@scottalanmiller said in Is xByte still recommended for server purchases around here?:
@phlipelder said in Is xByte still recommended for server purchases around here?:
If something goes wrong on the NAS side there's not a lot that can be done. They are too cookie cutter.
Actually that's a reason that I like Synology. You can do almost anything to repair it because it's well known hardware with extremely well known enterprise software RAID that is portable to other devices both NAS and custom built.
It was a fellow Microsoft MVP that put the NAS vendors under the gun to get their collective shit together because the NAS units kept corrupting ShadowProtect incremental file chains.

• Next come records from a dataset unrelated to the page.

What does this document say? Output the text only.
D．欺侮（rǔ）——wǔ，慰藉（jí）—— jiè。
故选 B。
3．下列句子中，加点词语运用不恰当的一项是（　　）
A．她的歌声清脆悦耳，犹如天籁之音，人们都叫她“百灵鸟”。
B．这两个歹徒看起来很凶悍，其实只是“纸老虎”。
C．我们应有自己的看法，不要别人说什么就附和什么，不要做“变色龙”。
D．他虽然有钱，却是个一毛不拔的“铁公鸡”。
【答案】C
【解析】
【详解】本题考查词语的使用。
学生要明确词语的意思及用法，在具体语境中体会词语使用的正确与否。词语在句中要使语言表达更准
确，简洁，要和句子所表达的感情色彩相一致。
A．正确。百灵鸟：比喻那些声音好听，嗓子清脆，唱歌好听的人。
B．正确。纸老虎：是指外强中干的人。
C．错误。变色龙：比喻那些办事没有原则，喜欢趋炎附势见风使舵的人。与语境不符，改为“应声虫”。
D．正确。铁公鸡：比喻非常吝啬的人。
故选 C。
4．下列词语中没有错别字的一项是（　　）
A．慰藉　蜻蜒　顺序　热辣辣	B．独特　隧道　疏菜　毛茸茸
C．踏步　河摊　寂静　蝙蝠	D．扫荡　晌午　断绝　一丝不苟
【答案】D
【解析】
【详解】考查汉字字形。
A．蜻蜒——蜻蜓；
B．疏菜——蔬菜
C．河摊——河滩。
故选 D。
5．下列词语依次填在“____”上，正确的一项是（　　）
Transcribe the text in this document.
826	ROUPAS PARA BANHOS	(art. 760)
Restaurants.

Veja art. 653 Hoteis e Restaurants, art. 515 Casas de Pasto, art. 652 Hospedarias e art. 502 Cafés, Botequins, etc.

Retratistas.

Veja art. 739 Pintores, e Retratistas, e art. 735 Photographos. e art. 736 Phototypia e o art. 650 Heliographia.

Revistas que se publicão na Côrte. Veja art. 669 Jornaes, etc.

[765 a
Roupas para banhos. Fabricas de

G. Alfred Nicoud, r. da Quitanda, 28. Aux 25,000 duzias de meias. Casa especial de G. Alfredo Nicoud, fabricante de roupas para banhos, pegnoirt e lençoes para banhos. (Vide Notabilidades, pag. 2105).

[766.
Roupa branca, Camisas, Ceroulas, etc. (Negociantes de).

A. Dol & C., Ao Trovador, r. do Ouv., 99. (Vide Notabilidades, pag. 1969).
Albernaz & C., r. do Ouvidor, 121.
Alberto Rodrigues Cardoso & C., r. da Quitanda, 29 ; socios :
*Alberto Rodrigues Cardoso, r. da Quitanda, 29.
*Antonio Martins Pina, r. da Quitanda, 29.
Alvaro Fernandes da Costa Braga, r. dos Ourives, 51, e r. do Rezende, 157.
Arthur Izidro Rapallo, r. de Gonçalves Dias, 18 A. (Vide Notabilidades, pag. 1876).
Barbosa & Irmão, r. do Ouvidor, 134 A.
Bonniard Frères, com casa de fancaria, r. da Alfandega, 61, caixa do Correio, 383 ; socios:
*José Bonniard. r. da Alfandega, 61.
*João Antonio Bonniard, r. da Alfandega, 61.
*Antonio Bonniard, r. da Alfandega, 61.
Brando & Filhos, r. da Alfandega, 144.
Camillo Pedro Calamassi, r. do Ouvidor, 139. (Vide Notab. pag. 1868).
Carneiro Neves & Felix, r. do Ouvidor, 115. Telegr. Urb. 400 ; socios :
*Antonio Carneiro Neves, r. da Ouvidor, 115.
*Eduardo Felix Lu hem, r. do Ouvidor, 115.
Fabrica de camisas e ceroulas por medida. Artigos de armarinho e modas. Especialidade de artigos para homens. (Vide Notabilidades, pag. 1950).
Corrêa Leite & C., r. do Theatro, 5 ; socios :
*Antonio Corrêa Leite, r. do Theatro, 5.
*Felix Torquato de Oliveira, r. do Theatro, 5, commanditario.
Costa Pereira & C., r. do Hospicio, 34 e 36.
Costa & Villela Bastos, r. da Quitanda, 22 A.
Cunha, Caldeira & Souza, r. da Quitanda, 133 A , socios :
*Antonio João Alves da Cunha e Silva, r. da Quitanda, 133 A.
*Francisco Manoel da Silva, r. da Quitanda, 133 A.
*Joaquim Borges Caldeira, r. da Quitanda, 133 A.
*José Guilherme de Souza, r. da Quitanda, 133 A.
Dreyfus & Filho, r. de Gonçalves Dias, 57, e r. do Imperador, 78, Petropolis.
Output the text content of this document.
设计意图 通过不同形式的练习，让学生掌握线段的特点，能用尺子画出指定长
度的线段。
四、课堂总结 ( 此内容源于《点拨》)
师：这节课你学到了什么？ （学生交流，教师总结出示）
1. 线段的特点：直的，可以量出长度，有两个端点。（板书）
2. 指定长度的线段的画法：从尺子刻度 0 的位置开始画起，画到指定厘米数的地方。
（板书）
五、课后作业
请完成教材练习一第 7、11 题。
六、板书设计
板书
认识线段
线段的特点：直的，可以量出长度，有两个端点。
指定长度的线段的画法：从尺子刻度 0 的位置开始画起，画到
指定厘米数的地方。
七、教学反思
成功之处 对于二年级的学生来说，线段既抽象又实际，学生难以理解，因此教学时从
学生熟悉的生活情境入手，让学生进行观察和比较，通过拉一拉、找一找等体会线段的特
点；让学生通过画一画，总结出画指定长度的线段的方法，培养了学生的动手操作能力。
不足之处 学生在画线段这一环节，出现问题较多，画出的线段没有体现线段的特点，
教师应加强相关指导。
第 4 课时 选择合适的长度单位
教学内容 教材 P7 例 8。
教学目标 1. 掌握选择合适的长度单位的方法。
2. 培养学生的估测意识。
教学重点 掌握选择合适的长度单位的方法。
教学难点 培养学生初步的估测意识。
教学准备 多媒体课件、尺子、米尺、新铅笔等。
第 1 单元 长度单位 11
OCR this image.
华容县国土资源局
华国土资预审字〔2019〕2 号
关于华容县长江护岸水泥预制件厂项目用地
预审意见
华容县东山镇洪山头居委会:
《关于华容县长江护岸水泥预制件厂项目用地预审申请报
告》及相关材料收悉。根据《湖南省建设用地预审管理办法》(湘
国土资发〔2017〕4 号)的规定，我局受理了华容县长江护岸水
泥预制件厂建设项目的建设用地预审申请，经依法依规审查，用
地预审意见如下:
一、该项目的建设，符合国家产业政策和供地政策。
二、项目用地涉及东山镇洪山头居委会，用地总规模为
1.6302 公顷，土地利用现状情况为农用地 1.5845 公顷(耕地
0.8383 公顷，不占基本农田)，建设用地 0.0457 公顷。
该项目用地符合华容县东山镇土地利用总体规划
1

http://sbsfaq.com/what-have-qnap-done-about-the-data-corruption-issue/
There's zero, zippo, zilch, accountability to the end user with an econo box. None.
When the shit hits the fan, I want real support with real people. That's gonna cost more than some box with a baby motherboard, some memory, some sort of flash storage for the *NIX OS, and whoever's drives in the drive bay.
I can't count the number of times we've had SMB clients using a NAS as a file share hit issues with that NAS, its repository, or just outright resetting itself requiring GetDataBack *NIX RAID Reconstructor to hopefully pull it all in.
As far as the Veeam slamming goes, no comment. We've been working with the product for five years or more now. Before that it was StorageCraft's ShadowProtect. Both were, and are, flawless and there when we need to recover sometimes when things are extremely stressful after an all-out blowout.
Note that Veaam has a NAS Backup product. It works. Use it.
That being said, Immutable is here to stay. Veeam was one of the first on the block to utilize it built-in to the product. We're tied into BackBlaze B2 for all of our cloud tiers that are not running on our own backup (Cloud Connect) systems.